The weather was fogging in and it looked like a day to stay in, but Daisy came to my tent and we discussed that it could be an opportunity to learn more about shooting in difficult lighting. No one wanted to be left behind so we all trudged off into the fog. Kent followed some distance behind the group, and with me at the head of the trail, I was left to choose the path. Fog turned to drizzle and then rain. Since we had gotten this far, we decided to stay out where a female bear was fishing. Kent took us in very close and I could sense the bear was irritated with the intrusion. It seemed like a careless move. She shook her head and glared at us, then marched out of the water towards us. Kent had left his flare deep in his pack, luckily mine was ready and I handed it to Kent and deferred to his expertise in bear closeness. She came aggressively within three meters of us and then changed her mind and reluctantly backed off. My concern about our guide began to grow. As the sky got darker we abandoned the shoot and, well-soaked we plodded back to camp. We did our best to dry out gear, but it was futile. I was wracking my brain for ways to keep up spirits in the group. There was a tension there with Kent that I did not understand. I fell asleep for my afternoon nap, hoping to wake up with a solution.
That afternoon I decided I could only be responsible for my own behaviour not Kent’s and I resolved to make the trip as pleasant for everyone as I could. I would try to bring the group together and encourage the building of friendships and be supportive of everyone in the group. I had to keep the bigger picture in mind that this amazing bear experience would hold lifelong memories for all of us. We would all cross paths again somewhere down the road and I wanted to build those bridges.
We went out at low evening tide and a few breaks in the clouds provided some small opportunities. Finally we saw Melissa. Sadly she only has one cub. ‘Hope’ the little female had not been seen this year. She may have been killed by a boar last fall or simply succumbed to the elements. No one knows. Scrappy, however, had grown tremendously and was in fine form! The event that transpired next brought home to me how fragile his place is and how tenuous is the freedom we have with the bears. A family of three from France had flown in to Hallo Bay and camped illegally in the middle of the bears’ meadow and grazing area. They had no guide and clearly were not aware of the ‘rules’.

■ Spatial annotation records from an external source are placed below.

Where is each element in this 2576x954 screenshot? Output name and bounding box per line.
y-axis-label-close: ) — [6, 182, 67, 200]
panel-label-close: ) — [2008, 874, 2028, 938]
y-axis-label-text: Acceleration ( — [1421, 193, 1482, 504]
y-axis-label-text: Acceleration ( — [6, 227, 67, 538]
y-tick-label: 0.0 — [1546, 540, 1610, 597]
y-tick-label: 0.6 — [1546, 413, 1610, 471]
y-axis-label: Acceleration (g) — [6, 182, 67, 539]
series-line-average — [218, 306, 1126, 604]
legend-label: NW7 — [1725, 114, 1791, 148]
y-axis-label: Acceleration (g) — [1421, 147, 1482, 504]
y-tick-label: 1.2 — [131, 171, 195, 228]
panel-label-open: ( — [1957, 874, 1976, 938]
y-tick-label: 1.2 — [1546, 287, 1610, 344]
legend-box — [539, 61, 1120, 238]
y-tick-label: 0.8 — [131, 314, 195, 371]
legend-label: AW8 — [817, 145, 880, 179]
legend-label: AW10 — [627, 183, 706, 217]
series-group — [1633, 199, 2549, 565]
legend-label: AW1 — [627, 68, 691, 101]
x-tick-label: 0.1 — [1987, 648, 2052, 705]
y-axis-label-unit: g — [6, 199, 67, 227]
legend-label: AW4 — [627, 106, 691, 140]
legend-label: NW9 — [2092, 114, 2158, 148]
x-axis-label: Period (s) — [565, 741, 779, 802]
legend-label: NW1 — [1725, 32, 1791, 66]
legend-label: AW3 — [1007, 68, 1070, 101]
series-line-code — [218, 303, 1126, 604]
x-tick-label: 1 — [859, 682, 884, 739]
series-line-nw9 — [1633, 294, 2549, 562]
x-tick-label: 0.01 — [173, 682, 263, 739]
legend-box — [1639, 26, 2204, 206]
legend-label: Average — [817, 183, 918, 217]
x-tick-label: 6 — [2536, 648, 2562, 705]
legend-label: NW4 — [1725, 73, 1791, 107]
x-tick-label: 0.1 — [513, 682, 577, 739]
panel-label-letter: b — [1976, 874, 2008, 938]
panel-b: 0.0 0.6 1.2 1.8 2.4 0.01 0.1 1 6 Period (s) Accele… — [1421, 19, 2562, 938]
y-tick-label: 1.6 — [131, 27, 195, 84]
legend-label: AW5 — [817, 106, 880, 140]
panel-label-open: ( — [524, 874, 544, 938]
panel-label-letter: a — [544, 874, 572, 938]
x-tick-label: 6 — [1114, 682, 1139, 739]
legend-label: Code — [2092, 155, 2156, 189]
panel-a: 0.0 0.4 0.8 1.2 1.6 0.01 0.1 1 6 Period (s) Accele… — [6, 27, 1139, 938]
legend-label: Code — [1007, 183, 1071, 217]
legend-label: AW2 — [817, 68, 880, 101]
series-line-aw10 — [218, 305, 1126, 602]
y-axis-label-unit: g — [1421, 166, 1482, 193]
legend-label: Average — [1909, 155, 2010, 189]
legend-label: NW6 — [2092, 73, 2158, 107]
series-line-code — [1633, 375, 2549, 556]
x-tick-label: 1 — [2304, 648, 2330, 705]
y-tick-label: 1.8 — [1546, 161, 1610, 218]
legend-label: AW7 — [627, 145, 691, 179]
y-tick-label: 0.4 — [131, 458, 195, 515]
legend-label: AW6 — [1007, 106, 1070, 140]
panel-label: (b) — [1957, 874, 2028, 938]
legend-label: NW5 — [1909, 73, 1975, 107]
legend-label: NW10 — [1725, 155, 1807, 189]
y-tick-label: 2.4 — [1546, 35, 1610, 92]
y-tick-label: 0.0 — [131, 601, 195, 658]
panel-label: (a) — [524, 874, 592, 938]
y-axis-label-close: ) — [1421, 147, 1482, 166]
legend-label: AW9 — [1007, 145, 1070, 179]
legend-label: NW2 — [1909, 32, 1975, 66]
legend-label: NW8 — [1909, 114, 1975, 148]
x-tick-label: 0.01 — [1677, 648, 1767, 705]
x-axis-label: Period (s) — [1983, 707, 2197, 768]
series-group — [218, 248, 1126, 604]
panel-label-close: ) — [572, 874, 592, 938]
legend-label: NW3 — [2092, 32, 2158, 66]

Two bear viewing guides had tried to speak with them about where they were camped but they refused to move. They were frequently wandering around alone, rather than staying together. The mother managed to get herself between Melissa and her cub Scrappy. Luckily this happened with Melissa and not a less tolerant bear. We were too far away to help and I am not sure what we could have done. This family were determined to do things their own way. Melissa watched out of one eye while grazing, as Scrappy proceeded to stalk the woman. She made the mistake of backing away nervously which served to entice the cub even more. He moved to within a few feet of her and she took off her jacket and started flicking it at him. He was very amused and not at all afraid. We were terrified as we watched knowing full well that if he attacked her the wardens would be forced to come in and shoot him. The wonderful Melissa allowed her cub this folly but finally ‘huffed’ and called him back to her before real trouble ensued. We were so relieved.
Back at camp sleep is a long time coming…We still have no fence, and thoughts of nearby bears concerns us all. The crash of the waves at high tide is near and a strong wind buffeted the tents. Semi-dry, and bear flare next to my alarm, I retired for the night.